Put differently, with a Republican in the White House the onus was on Democrats to justify why anything would be worth a filibuster; with a Democrat in the White House, the onus is on Democrats to scare up 61 votes.
When John Kerry talked about filibustering Sam Alito’s Supreme Court nomination (which, compared to the stimulus package, is also far-reaching in impact but most would agree was less time-sensitive to get done), that was covered as an antic from the fringe. But amidst the veneration of Olympia Snowe and Susan Collins, the starting assumption seems to be that the very most moderate members of the Senate GOP Caucus by default will filibuster the President’s bill unless they get to rewrite it.
Is this an unfair comparison? And if not, then do we blame the media, or blame the Democrats for having lacked the parliamentary-style party discipline to better control the media narrative?

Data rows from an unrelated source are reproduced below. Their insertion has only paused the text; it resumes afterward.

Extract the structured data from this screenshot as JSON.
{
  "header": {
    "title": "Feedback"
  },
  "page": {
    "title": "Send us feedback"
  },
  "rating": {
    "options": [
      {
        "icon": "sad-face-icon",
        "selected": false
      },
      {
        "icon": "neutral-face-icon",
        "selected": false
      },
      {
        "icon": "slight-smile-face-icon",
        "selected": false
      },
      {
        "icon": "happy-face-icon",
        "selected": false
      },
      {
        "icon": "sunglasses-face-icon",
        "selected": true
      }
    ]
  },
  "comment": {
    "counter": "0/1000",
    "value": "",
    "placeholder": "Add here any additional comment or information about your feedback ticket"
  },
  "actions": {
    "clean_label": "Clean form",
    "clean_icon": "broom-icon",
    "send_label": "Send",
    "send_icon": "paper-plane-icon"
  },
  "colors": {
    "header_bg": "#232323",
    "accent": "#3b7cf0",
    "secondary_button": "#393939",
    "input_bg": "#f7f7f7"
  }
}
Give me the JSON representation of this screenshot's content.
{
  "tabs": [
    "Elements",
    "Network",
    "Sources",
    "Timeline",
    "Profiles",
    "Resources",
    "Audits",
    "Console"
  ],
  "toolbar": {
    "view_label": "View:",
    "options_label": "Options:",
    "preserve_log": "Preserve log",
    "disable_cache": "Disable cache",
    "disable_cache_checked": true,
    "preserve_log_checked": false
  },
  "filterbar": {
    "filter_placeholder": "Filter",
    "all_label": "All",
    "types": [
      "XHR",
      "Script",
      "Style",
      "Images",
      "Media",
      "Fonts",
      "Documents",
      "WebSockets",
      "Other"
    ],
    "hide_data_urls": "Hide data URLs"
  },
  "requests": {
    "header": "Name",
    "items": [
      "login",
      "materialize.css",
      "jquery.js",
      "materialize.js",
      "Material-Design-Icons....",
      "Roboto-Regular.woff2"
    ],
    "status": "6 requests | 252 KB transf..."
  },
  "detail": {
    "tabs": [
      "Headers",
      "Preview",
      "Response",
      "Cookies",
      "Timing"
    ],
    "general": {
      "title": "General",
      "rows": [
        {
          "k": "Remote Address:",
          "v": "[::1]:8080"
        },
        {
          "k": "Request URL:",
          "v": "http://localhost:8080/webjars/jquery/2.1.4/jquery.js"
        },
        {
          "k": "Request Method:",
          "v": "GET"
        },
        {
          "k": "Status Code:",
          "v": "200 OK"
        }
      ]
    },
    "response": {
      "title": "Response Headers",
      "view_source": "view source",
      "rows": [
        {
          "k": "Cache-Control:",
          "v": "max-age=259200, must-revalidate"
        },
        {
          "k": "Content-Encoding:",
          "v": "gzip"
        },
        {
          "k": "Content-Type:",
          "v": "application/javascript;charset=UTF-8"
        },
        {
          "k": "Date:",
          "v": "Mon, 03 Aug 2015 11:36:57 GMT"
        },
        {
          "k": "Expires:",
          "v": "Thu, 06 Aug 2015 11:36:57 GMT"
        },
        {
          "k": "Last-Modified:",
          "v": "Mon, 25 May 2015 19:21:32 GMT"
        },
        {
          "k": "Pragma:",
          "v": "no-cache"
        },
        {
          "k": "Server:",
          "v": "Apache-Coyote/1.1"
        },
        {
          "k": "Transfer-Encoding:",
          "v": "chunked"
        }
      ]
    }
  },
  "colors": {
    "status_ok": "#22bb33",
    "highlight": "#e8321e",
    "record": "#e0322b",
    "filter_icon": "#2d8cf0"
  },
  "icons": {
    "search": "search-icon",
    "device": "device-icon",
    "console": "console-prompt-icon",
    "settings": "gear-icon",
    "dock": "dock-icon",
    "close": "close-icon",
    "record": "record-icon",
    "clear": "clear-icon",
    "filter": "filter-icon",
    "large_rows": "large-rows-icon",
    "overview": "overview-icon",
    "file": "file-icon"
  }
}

That said, I don’t think there’s much evidence that the public cares terribly much about what Nancy Pelosi rightly called “process arguments” – who’s obstructing who, who’s more bipartisan, etc. And the latest polling suggests that as with the Presidential election, the GOP may be capturing media cycles without capturing voters. Another reason to hope the Conference Committee leaves the Nelson-Snowe crew with a token accomplishment or two but otherwise churns out the bill best designed to actually stimulate the economy – whose success or failure is what voters will actually remember a year from now.